Janji Ngopi
MENJELANG akhir tahun, ketika urusan pekerjaan satu per satu diselesaikan, justru ada sesuatu yang terasa tertinggal. Bukan pekerjaan yang belum rampung, melainkan janji. Janji ngopi.
Entah sudah berapa lama janji itu tertunda. Dengan beberapa teman, kami sering saling mengucap, “kapan-kapan ngopi,” seolah itu hanya basa-basi ringan. Padahal, bagi kami, ngopi bukan sekadar duduk dan minum. Ia adalah ruang perjumpaan. Ruang bercerita. Ruang jeda di tengah kesibukan yang sering tak memberi napas.

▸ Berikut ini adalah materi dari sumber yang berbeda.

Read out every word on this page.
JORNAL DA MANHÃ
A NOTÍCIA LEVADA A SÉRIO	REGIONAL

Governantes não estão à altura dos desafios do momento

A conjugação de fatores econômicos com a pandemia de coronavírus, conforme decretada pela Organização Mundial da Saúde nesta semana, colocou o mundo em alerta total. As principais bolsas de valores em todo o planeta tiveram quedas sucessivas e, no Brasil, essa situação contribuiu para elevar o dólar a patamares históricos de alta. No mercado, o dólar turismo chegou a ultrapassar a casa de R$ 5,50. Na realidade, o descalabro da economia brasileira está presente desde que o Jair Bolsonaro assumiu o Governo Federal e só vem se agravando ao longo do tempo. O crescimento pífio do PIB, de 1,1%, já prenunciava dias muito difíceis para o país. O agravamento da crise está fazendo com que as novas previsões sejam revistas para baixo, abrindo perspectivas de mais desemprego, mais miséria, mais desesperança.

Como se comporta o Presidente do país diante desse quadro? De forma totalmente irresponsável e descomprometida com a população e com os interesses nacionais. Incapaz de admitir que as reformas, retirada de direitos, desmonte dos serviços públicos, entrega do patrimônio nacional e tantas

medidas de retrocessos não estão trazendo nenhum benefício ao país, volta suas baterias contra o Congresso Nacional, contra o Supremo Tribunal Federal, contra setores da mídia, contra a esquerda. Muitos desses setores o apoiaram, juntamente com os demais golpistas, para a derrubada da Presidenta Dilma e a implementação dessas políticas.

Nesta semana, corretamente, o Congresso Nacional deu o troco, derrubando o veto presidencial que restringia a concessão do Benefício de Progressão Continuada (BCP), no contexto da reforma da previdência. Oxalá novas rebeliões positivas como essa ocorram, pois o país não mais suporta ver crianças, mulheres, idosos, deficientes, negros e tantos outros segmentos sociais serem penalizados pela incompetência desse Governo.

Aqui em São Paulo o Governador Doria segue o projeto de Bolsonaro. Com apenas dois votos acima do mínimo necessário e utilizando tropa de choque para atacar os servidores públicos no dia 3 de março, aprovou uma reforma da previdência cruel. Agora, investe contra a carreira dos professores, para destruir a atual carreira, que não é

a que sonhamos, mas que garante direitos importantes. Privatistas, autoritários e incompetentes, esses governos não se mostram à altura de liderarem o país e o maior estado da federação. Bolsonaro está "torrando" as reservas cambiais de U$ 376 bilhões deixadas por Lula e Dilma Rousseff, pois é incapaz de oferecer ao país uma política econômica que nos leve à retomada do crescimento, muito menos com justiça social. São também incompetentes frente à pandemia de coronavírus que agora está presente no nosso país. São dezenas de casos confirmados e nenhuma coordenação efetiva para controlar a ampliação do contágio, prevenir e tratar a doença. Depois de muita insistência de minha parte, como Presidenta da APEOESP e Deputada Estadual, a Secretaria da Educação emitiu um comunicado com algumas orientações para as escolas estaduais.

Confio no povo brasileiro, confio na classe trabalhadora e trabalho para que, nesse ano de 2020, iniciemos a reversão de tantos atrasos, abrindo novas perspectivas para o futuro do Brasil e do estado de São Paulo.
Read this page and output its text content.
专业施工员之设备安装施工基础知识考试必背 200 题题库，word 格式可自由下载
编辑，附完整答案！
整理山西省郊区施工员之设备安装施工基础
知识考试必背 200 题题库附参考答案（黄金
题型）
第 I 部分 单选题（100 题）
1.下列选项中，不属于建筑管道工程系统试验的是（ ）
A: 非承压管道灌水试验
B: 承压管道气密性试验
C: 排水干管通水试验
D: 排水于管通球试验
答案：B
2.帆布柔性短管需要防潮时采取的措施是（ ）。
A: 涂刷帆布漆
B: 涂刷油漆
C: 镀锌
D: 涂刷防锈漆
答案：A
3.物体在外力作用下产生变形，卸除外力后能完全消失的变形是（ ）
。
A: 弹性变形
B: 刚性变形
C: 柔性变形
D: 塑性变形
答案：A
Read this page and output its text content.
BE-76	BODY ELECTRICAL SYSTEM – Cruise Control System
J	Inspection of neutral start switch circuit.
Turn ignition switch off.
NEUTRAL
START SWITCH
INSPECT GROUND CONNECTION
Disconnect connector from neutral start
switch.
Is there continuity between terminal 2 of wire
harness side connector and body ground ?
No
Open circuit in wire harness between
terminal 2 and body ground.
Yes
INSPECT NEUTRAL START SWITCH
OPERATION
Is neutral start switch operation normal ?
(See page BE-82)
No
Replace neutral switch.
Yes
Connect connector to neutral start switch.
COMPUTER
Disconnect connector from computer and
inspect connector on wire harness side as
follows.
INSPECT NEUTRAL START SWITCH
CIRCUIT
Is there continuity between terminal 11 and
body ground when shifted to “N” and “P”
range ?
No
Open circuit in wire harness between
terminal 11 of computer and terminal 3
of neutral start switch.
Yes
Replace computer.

Istilah ngopi, bagi kami, seperti bahasa sandi. Penanda pertemuan yang santai, akrab, dan tanpa beban. Meski dalam praktiknya, obrolan yang lahir sering kali justru serius. Kadang tentang hidup, kadang tentang pekerjaan, kadang tentang politik dan sejarah yang tak pernah selesai diperdebatkan.
Setahun terakhir, saya cukup sering ngopi di rumah seorang teman wartawan senior, GH. Seorang penulis kolom opini yang tekun membaca dan rajin menulis. Pada malam-malam tertentu, di sela pekerjaan, kami bertemu. Ngopi yang semula diniatkan sebentar, kerap berakhir hingga larut malam.
Diskusi kami sering melebar. Politik, sejarah, teori, dan tokoh-tokoh pemikir. Ia mengingat buku-buku yang pernah dibacanya dengan detail yang membuat saya sering terdiam. Dari sanalah, ia kerap mengingatkan saya, dengan cara yang sederhana namun menusuk, agar kembali membaca buku. Agar kembali menulis esai dan opini.
Saya tersenyum setiap kali ia mengatakan itu. Dulu, saat masih menjadi redaktur politik, menulis opini mingguan adalah kebiasaan. Kini, ketika mengelola media sendiri, justru saya semakin jarang menulis. Waktu senggang lebih sering saya pakai untuk beristirahat, dengan dalih lelah. Padahal, barangkali yang lelah bukan tubuh, melainkan keberanian untuk kembali duduk dan menulis.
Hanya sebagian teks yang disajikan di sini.